Ultimately, CASPR’s success requires a good-faith effort to ensure that it adequately facilitates the entry of state-sponsored resources. That means that the ISO must explain and support why changes that could hinder the entry of new resources are, in fact, just and reasonable. Because neither ISO-NE’s filing nor the Commission’s order meets that standard, I cannot conclude that the bid shading component of the filing has been shown to be just and reasonable. Accordingly, I dissent from those aspects of today’s that accept the bid shading proposal.
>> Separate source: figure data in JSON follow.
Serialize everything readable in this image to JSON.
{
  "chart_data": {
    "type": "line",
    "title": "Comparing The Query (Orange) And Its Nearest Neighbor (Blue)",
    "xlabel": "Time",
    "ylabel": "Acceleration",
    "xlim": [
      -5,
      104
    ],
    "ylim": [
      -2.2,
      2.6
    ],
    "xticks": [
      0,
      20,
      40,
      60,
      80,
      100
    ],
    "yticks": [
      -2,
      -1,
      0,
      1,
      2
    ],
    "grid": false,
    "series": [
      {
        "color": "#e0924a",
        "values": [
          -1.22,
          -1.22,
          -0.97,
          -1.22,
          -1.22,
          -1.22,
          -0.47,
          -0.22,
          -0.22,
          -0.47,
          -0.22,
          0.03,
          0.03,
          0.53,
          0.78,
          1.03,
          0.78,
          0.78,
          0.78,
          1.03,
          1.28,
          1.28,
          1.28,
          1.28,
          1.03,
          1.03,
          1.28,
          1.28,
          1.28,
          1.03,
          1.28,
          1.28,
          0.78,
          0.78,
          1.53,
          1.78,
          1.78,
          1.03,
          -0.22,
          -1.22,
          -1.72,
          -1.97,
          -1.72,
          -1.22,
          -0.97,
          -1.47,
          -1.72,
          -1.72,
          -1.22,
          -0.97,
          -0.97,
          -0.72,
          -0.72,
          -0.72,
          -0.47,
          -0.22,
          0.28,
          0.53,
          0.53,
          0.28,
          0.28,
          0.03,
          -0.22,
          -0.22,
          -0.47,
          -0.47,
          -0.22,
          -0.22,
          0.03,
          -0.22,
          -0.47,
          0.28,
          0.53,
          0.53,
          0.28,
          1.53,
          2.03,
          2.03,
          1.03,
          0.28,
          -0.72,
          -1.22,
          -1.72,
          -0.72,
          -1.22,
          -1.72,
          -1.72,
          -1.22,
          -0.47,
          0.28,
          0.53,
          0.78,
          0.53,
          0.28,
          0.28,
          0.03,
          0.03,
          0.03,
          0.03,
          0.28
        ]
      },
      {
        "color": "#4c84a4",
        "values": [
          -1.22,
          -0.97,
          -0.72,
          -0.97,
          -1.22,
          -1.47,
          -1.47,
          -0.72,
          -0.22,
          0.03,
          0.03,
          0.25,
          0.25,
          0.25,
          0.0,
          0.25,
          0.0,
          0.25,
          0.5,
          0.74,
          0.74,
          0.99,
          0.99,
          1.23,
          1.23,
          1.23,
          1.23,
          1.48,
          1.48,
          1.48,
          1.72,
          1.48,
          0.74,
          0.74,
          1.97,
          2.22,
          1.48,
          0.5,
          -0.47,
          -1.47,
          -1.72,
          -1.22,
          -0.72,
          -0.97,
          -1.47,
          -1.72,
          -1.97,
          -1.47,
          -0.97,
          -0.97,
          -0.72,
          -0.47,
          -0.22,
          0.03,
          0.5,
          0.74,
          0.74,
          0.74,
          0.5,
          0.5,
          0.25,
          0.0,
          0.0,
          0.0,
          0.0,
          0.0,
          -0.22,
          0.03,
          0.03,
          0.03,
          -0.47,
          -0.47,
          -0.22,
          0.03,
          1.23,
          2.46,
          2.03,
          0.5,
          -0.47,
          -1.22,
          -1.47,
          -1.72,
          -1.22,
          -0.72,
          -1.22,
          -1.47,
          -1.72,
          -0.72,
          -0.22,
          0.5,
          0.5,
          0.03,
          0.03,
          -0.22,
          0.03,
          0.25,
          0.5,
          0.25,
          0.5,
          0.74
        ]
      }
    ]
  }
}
For these reasons, I respectfully dissent in part.
 

 

 

 

  • 11 See ISO New England Inc., 162 FERC ¶ 61,205, at P 7 (2018) (CASPR Order).
  • 22 16 U.S.C. § 824d (2012).
  • 33 CASPR Order, 162 FERC ¶ 61,205 at 6 (Glick, Comm’r, dissenting).
  • 44 Id. at 6-7.
  • 55 See Constellation Mystic Power, LLC, 165 FERC ¶ 61,267 (2018); ISO New England Inc., 165 FERC ¶ 61,202 (2018); Constellation Mystic Power, LLC, 164 FERC ¶ 61,022 (2018); ISO New England Inc., 164 FERC ¶ 61,003 (2018).
  • 66 See, e.g., ISO New England Inc., 164 FERC ¶ 61,003, at 4-5 (2018) (Glick, Comm’r, dissenting) (discussing alternatives that might more effectively address ISO-NE’s fuel security concerns than the proposal to provide the Mystic facility with a cost-of-service agreement); see also Constellation Mystic Power, LLC, 164 FERC ¶ 61,022, at 3-5 (2018) (Powelson, Comm’r, dissenting) (discussing additional alternatives that might more effectively address potential fuel security concerns than the Mystic cost-of-service agreement).
  • 77 Although the filing was made by both ISO-NE and the New England Power Pool Participants Committee, ISO New England, Inc., 166 FERC ¶ 61,061, at P 1 (2019), for brevity, I will refer to the filing as ISO-NE’s.
  • 88 ISO New England, Inc., 166 FERC ¶ 61,061 at P 7.
  • 99 The tariff language in question provided that to be eligible to participate as a buyer in the substitution auction, “[t]he resource must qualify as a renewable or alternative energy generating resource in the state in which it is geographically located.” Tariff, § III.13.1.1.1.7(b) (57.0.0) (emphasis added). The implication of the italicized definitive article would appear to be that a resource must be located in a state, with the tariff apparently not contemplating what to do about a resource that is located in federal waters rather than a particular state. In the face of that ambiguity—and what appears to have been the uniformly shared opinion that the RTR exemption was intended to cover offshore wind, see, for example, NESCOE Comments at 2 & n.5; ISO New England, Inc., 166 FERC ¶ 61,061 at P 7—the more appropriate application of the tariff to this factual circumstance would have been to look to where the offshore wind resource is electrically connected to the grid, as ISO-NE now proposes to do in this filing.
  • 1010 I note that Vineyard Wind LLC, the offshore wind resource excluded from the RTR exemption as a result of the ISO’s interpretation, filed a request for waiver of certain tariff provisions in order to overcome that interpretation. See Vineyard Wind LLC, Docket No. ER19-570-000.
  • 1111 ISO New England, Inc., 166 FERC ¶ 61,061 at PP 13-19.
  • 1212 Id. at P 15 (explaining that “ISO-NE did not propose a mechanism to address the bid-shading risk in the original CASPR filing largely because of the limited risk that bid-shading poses”); id. (“the use of sloped demand curves in the primary auction tends to reduce the price impact associated with bid-shading”); id. (bid-shading is financially risky for the market participant”); see also ISO-NE transmittal at 21 (explaining that, even if bid shading occurred, it would affect the clearing price “only if the resource in question would be either marginal or extra-marginal in the primary auction if it offered consistent with its true break-even price,” but infra-marginal at the lower price).